Taraflar arasında görülen davada;
Davacı, kayden malik olduğu 3 parsel sayılı taşınmazdaki 20 nolu bağımsız bölümde davalı kardeşinin oturmasına muvafakat ettiğini, ancak kendisinin tasarruf etmek istediğini, davalının taşınmazı teslim etmediğini ileri sürerek, elatmanın önlenmesini istemiştir.
Davalı, davanın reddini savunmuştur.
Mahkemece, davacı iddiası sabit görülerek davanın kabulüne karar verilmiştir.
Karar, davalı tarafından süresinde temyiz edilmiş olmakla; Tetkik Hakimi raporu okundu, düşüncesi alındı. Dosya incelendi, gereği görüşülüp, düşünüldü.
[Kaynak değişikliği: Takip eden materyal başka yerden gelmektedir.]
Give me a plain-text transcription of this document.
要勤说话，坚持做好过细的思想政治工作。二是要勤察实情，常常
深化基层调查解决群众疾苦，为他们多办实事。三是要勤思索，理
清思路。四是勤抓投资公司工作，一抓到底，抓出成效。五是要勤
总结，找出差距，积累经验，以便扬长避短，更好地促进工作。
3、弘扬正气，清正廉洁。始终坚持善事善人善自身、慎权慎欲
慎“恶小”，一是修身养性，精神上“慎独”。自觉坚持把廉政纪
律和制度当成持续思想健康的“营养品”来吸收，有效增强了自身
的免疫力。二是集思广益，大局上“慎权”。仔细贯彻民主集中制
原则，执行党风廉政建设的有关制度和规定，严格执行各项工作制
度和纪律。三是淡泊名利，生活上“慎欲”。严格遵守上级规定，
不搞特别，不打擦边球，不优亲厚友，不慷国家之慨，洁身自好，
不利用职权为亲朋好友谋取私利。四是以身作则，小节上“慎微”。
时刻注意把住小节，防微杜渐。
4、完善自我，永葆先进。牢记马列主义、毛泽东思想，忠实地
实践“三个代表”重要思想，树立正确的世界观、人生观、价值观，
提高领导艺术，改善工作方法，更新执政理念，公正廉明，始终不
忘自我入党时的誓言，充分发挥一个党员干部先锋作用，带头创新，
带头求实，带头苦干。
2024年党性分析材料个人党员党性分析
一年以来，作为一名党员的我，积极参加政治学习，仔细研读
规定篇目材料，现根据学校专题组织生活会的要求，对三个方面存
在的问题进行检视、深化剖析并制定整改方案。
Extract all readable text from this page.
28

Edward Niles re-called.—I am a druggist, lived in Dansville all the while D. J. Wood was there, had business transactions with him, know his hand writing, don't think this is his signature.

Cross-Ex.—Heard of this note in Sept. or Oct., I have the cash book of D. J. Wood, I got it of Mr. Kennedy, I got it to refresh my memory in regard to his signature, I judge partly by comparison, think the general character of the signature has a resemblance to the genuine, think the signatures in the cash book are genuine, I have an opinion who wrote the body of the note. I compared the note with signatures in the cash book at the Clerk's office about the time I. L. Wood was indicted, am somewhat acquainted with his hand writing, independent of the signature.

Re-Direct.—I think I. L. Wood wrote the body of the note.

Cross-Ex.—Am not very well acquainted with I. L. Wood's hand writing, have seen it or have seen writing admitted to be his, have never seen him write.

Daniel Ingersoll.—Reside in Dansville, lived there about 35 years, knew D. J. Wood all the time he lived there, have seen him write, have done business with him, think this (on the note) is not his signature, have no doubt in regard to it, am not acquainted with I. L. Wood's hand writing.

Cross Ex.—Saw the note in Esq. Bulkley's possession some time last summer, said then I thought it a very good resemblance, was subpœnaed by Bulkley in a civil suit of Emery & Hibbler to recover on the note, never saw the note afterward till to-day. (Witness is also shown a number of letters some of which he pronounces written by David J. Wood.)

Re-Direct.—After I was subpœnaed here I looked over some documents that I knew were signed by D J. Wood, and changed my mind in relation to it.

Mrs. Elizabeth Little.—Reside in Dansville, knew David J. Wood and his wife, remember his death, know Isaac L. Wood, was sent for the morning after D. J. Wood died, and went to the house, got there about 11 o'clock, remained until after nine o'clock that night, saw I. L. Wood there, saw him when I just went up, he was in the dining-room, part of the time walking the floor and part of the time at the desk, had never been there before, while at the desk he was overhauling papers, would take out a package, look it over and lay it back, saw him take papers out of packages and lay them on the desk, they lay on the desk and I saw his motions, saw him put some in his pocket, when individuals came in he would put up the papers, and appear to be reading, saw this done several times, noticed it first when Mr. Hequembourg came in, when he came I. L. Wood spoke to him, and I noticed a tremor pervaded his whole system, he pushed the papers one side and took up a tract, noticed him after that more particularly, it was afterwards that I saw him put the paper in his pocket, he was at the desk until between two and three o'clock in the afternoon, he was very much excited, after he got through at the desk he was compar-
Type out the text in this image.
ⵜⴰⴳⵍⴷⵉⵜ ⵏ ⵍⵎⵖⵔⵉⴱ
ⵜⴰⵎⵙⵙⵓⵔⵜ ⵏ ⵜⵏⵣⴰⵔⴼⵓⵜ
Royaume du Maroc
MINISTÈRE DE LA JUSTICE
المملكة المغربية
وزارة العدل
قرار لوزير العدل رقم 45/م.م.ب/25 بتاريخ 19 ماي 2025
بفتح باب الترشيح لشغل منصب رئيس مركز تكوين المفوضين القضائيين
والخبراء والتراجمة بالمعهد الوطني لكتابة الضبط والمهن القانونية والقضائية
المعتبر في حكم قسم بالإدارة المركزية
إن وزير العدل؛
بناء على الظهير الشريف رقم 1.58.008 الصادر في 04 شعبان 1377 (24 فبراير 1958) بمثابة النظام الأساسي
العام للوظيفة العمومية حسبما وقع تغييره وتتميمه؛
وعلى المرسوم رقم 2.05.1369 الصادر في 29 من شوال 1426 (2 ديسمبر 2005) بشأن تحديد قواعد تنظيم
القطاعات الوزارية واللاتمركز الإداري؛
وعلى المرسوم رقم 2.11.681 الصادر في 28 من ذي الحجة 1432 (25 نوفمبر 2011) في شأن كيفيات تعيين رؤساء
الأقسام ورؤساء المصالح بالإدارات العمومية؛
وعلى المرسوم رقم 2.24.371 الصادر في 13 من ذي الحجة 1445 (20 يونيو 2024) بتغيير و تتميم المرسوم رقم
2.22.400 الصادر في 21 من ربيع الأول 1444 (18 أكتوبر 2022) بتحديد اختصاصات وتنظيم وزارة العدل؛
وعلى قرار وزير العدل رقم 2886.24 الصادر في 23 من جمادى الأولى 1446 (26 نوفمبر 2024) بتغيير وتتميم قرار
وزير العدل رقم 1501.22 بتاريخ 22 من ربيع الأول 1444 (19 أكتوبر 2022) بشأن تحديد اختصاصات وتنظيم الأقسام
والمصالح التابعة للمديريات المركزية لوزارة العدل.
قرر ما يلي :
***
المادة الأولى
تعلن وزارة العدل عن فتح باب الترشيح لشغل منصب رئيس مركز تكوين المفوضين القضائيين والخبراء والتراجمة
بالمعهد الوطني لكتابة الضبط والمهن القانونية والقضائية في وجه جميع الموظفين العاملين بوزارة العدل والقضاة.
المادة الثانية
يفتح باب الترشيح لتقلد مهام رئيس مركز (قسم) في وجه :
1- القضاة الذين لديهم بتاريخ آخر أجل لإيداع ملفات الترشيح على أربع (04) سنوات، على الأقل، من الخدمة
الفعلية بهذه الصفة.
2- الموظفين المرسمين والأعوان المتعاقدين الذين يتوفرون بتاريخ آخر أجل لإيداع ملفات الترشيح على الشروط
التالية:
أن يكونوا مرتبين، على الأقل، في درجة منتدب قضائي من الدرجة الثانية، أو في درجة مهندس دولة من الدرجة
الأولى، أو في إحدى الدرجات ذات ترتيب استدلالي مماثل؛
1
Dava, çaplı taşınmaza elatmanın önlenmesi isteğine ilişkindir.
Dosya içeriğinden, toplanan delillerden; davacının kayden malik olduğu 3 parsel sayılı taşınmazdaki 20 nolu bağımsız bölümü, kayıttan ve mülkiyetten kaynaklanan bir hakkı değişik ifadeyle haklı ve geçerli bir nedene dayanmaksızın davalının tasarruf ettiği belirlenmek ve bu olgu benimsenmek suretiyle davanın kabul edilmiş olmasında bir isabetsizlik yoktur.
Davalının bu yöne değinen temyiz itirazları yerinde değildir, reddine.
Ancak, dava konusu taşınmazın keşfen saptanan dava tarihindeki değeri üzerinden yargılama aşamasında harcın tamamlanmadığı gözetilmeksizin dava dilekçesinde gösterilen değer yerine harcı tamamlanmayan değer üzerinden davacı yararına fazla Avukatlık parasına hükmedilmiş olması doğru değildir.
Davalının, bu yöne değinen temyiz itirazları yerindedir. Kabulüyle hükmün açıklanan nedenden ötürü HUMK."nun 428.maddesi gereğince BOZULMASINA, alınan peşin harcın temyiz edene geri verilmesine, 14.02.2011 tarihinde oybirliğiyle karar verildi.